Our reading was confirmed ten days later when the New York City pension system followed CalPERS in terminating its investments in hedge funds, citing “exorbitant fees” and underwhelming results. From Reuters:
“Hedges have underperformed, costing us millions,” New York City’s Public Advocate Letitia James told board members in prepared remarks. “Let them sell their summer homes and jets, and return those fees to their investors.”
Today, as recounted by the Financial Times, hedge fund kingpin David Loeb described in his first-quarter letter to investors how the hedge fund downdraft had only just started:
One of the most powerful US hedge fund managers believes that the industry is in “first innings of a washout” after a string of disastrous market calls inflicted steep losses on many funds…
The first quarter was “one of the most catastrophic periods of hedge fund performance that we can remember since the inception of this fund,” in December 1996, Mr Loeb said. “There is no doubt that we are in the first innings of a washout in hedge funds and certain strategies.”

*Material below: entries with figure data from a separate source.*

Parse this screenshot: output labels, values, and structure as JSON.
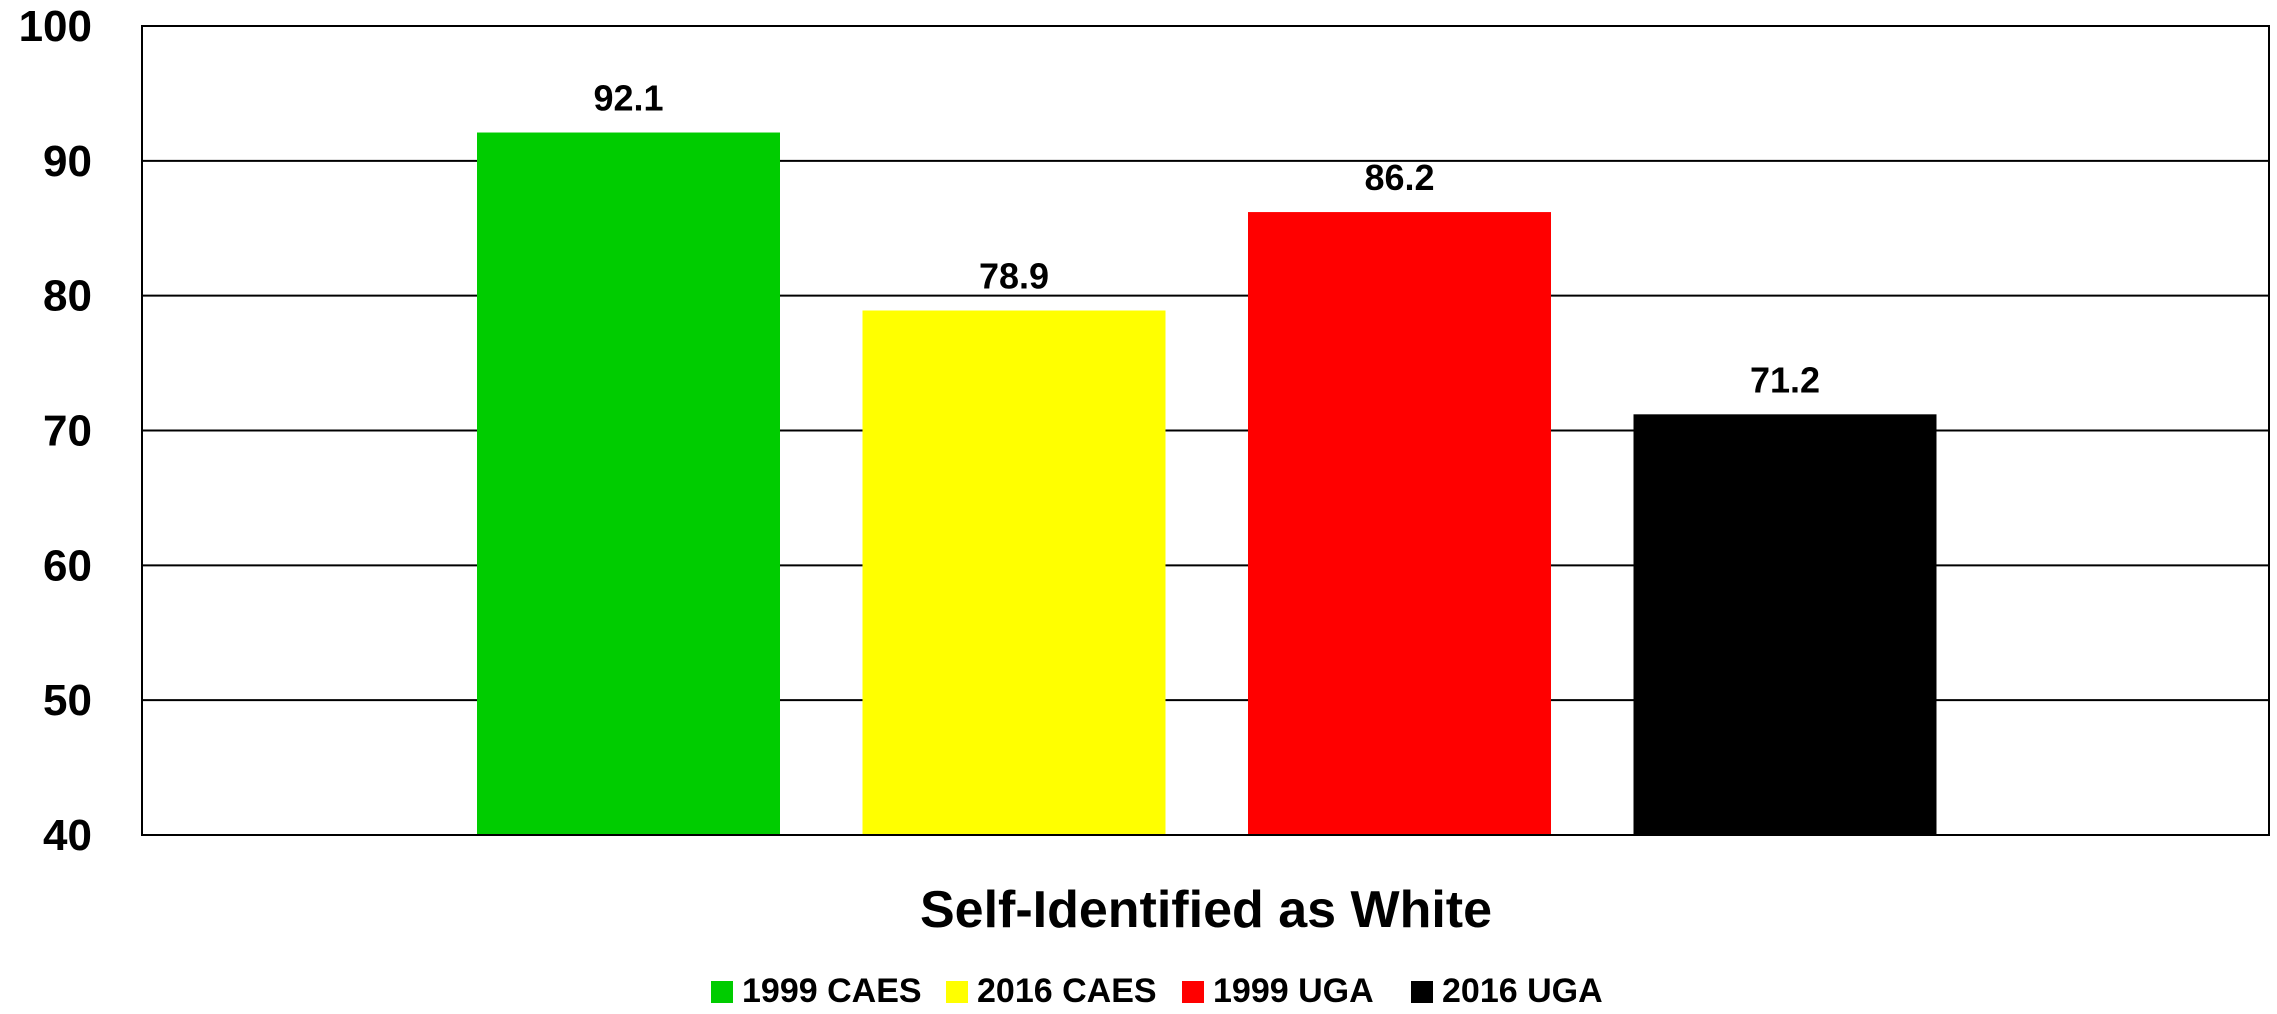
{
  "chart_data": {
    "type": "bar",
    "title": "",
    "xlabel": "Self-Identified as White",
    "ylabel": "",
    "ylim": [
      40,
      100
    ],
    "yticks": [
      40,
      50,
      60,
      70,
      80,
      90,
      100
    ],
    "grid": true,
    "legend_position": "bottom",
    "series": [
      {
        "name": "1999 CAES",
        "value": 92.1,
        "label": "92.1",
        "color": "#00cc00"
      },
      {
        "name": "2016 CAES",
        "value": 78.9,
        "label": "78.9",
        "color": "#ffff00"
      },
      {
        "name": "1999 UGA",
        "value": 86.2,
        "label": "86.2",
        "color": "#ff0000"
      },
      {
        "name": "2016 UGA",
        "value": 71.2,
        "label": "71.2",
        "color": "#000000"
      }
    ]
  }
}
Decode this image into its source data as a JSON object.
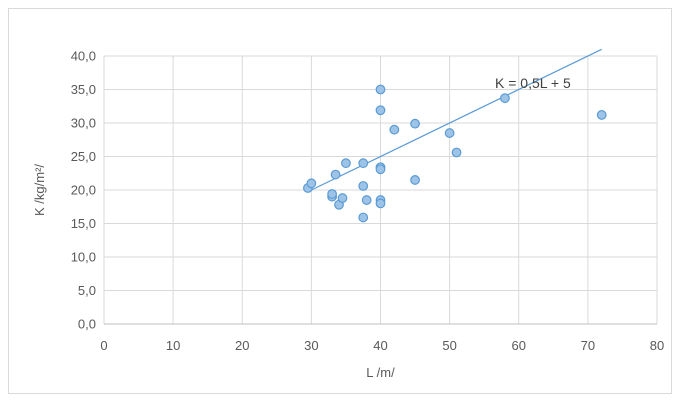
{
  "chart_data": {
    "type": "scatter",
    "title": "",
    "xlabel": "L /m/",
    "ylabel": "K /kg/m²/",
    "xlim": [
      0,
      80
    ],
    "ylim": [
      0,
      40
    ],
    "x_ticks": [
      "0",
      "10",
      "20",
      "30",
      "40",
      "50",
      "60",
      "70",
      "80"
    ],
    "y_ticks": [
      "0,0",
      "5,0",
      "10,0",
      "15,0",
      "20,0",
      "25,0",
      "30,0",
      "35,0",
      "40,0"
    ],
    "grid": true,
    "legend": "none",
    "points": [
      {
        "x": 29.5,
        "y": 20.3
      },
      {
        "x": 30.0,
        "y": 21.0
      },
      {
        "x": 33.0,
        "y": 19.0
      },
      {
        "x": 33.0,
        "y": 19.4
      },
      {
        "x": 33.5,
        "y": 22.3
      },
      {
        "x": 34.0,
        "y": 17.8
      },
      {
        "x": 34.5,
        "y": 18.8
      },
      {
        "x": 35.0,
        "y": 24.0
      },
      {
        "x": 37.5,
        "y": 24.0
      },
      {
        "x": 37.5,
        "y": 20.6
      },
      {
        "x": 37.5,
        "y": 15.9
      },
      {
        "x": 38.0,
        "y": 18.5
      },
      {
        "x": 40.0,
        "y": 35.0
      },
      {
        "x": 40.0,
        "y": 31.9
      },
      {
        "x": 40.0,
        "y": 23.4
      },
      {
        "x": 40.0,
        "y": 23.1
      },
      {
        "x": 40.0,
        "y": 18.5
      },
      {
        "x": 40.0,
        "y": 18.0
      },
      {
        "x": 42.0,
        "y": 29.0
      },
      {
        "x": 45.0,
        "y": 29.9
      },
      {
        "x": 45.0,
        "y": 21.5
      },
      {
        "x": 50.0,
        "y": 28.5
      },
      {
        "x": 51.0,
        "y": 25.6
      },
      {
        "x": 58.0,
        "y": 33.7
      },
      {
        "x": 72.0,
        "y": 31.2
      }
    ],
    "trendline": {
      "label": "K = 0,5L + 5",
      "slope": 0.5,
      "intercept": 5,
      "x_range": [
        30,
        72
      ]
    },
    "colors": {
      "marker_fill": "#9dc3e6",
      "marker_stroke": "#5b9bd5",
      "trendline": "#5b9bd5",
      "grid": "#d9d9d9"
    }
  }
}
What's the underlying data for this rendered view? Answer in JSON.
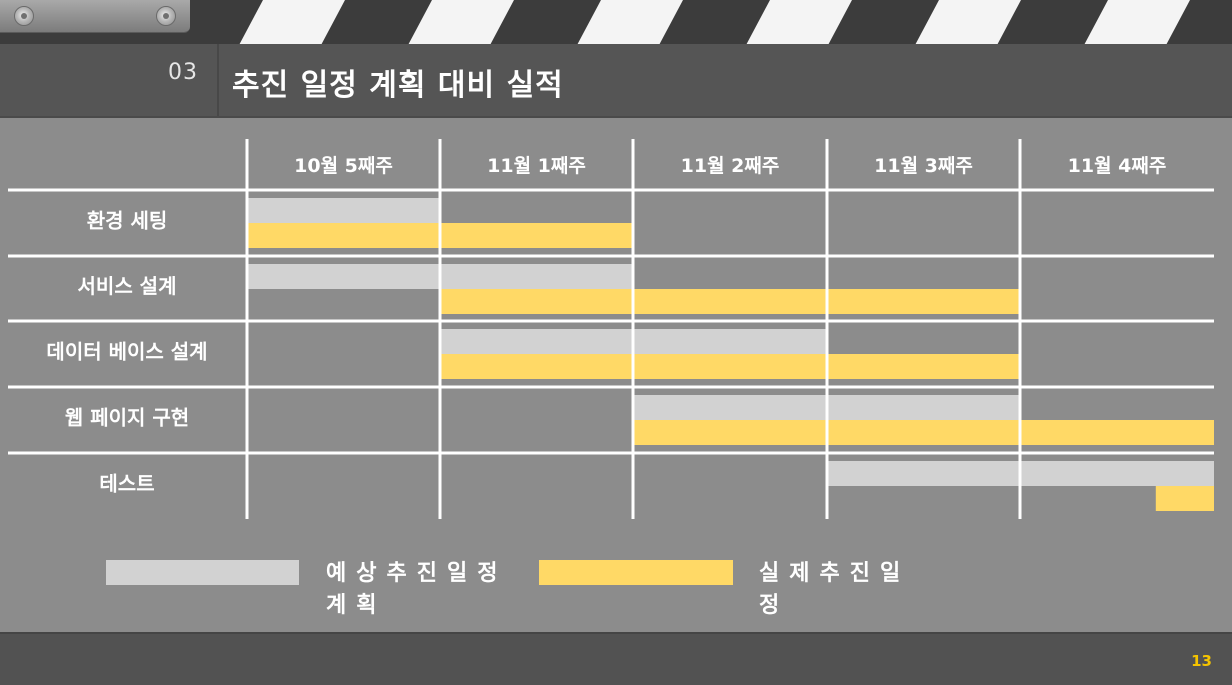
{
  "slide": {
    "section_number": "03",
    "title": "추진 일정 계획 대비 실적",
    "page_number": "13"
  },
  "chart_data": {
    "type": "gantt",
    "title": "",
    "categories": [
      "10월 5째주",
      "11월 1째주",
      "11월 2째주",
      "11월 3째주",
      "11월 4째주"
    ],
    "tasks": [
      {
        "name": "환경 세팅",
        "planned": [
          0,
          1
        ],
        "actual": [
          0,
          2
        ]
      },
      {
        "name": "서비스 설계",
        "planned": [
          0,
          2
        ],
        "actual": [
          1,
          4
        ]
      },
      {
        "name": "데이터 베이스 설계",
        "planned": [
          1,
          3
        ],
        "actual": [
          1,
          4
        ]
      },
      {
        "name": "웹 페이지 구현",
        "planned": [
          2,
          4
        ],
        "actual": [
          2,
          5
        ]
      },
      {
        "name": "테스트",
        "planned": [
          3,
          5
        ],
        "actual": [
          4.7,
          5
        ]
      }
    ],
    "series": [
      {
        "name": "예상추진일정계획",
        "color": "#d2d2d2"
      },
      {
        "name": "실제추진일정",
        "color": "#ffd966"
      }
    ],
    "grid": true,
    "legend_position": "bottom"
  }
}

Mr Loeb recounted a litany of recent woes for hedge funds. Many have been caught on the wrong side of market swings, such as those related to the Chinese economy and its currency, he pointed out.

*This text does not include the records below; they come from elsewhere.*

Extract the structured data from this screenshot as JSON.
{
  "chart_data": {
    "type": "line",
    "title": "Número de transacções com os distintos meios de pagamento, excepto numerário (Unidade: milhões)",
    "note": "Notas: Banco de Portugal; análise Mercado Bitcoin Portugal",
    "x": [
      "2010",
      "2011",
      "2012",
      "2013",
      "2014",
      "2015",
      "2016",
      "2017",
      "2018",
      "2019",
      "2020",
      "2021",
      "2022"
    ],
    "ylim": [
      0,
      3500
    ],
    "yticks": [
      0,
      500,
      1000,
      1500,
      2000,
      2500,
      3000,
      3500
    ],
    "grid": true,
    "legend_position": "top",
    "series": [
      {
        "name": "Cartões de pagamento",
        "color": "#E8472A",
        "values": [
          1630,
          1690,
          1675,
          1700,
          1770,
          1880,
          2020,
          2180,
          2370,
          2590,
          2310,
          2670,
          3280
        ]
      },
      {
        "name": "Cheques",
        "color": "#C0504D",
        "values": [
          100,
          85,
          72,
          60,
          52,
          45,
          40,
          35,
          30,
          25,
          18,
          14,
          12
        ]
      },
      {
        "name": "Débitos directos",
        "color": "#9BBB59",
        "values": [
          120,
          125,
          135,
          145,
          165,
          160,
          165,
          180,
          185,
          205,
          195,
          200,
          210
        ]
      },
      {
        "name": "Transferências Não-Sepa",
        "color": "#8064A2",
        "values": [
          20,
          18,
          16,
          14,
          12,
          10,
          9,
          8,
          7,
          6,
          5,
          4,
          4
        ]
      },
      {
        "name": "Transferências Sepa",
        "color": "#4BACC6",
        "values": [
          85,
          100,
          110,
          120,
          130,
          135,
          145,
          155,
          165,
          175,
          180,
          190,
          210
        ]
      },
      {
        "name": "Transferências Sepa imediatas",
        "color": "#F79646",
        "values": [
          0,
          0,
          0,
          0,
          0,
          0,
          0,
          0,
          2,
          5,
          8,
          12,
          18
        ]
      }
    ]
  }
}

Successful bets from 2015 on Facebook and Netflix have soured, and turns in the fortunes of Valeant and Allergan — two companies where hedge funds piled into their shares — “decimated” portfolios, Mr Loeb said…
Funds that had moved into market-neutral strategies at the end of last year were still running high-risk portfolios, Mr Loeb wrote, and when risk assets sold off this year, “market neutral became a hedge fund killing field.”

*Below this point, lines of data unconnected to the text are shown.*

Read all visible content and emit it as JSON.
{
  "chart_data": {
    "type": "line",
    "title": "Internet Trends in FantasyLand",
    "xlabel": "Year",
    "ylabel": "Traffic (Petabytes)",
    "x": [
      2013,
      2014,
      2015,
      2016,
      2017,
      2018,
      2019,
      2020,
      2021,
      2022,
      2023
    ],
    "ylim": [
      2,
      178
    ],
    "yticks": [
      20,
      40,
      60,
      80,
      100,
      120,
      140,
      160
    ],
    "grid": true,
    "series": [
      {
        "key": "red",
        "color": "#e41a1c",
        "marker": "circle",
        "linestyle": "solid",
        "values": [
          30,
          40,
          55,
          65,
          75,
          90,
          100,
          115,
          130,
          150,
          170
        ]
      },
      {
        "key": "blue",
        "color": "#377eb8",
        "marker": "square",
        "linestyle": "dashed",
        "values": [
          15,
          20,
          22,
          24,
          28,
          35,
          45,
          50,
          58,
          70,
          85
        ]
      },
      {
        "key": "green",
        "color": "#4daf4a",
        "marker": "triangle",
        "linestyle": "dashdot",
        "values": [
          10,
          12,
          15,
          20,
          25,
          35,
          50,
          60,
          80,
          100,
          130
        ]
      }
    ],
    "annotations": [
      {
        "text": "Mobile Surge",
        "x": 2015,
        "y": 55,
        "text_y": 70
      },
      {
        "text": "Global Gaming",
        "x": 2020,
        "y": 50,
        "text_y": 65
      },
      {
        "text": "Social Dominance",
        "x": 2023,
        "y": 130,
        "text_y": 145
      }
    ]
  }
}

Event-driven fund management strategies such as Mr Loeb’s were among the hardest hit by outflows in the first quarter, with a net outflow of $8.3bn, according to HFR data. More than half of that was pulled from activist strategies.
It’s not just that the average performance has been poor, lagging the S&P 500. What has particularly hurt the industry is that many of the celebrated players who had the aura of being able to perform well in bad markets, or at least adequately, have stumbled, including Loeb, John Paulson, David Einhorn, and Bill Ackman.
We’ve also gotten reports of similar rending of garments at mid-tier players. A colleague met with a partner in an activist fund who he estimates is worth a minimum of $75 million. Not huge by hedge fund standards but not shabby either. He was angry because in his view, the hedge fund game was over, in part due to the growing investor revolt over fees, and in part due to the Fed making it impossible for hedge funds generally to do anything right (as in so many people are trying to second-guess the Fed’s every twitch that it’s virtually impossible to trade the market well even when you have decent fundamental takes).
So the sense of impending doom in hedge fund land is real. Of course, their version of disaster is having to pare back their house renovation or art collection or political influence plans because their future income is looking to be less rosy than they’d anticipated. But it still couldn’t happen to a nicer bunch. Hedge funds are ultimately arbitrageurs. Even the activists, which is a strategy that can claim to add real value by targeting badly run companies or dodgy reporting, often rattles cages and makes a quick killing rather than effecting lasting change.
While a certain amount of arbitrage is salutary to allow markets to function well, the level of resources committed to and rent extraction associated with hedge funds is completely out of whack with any social value (and in fairness, unlike the private equity industry, hedgies for the most part don’t pretend to be virtuous). So having them cut down to size would be a salutary development indeed.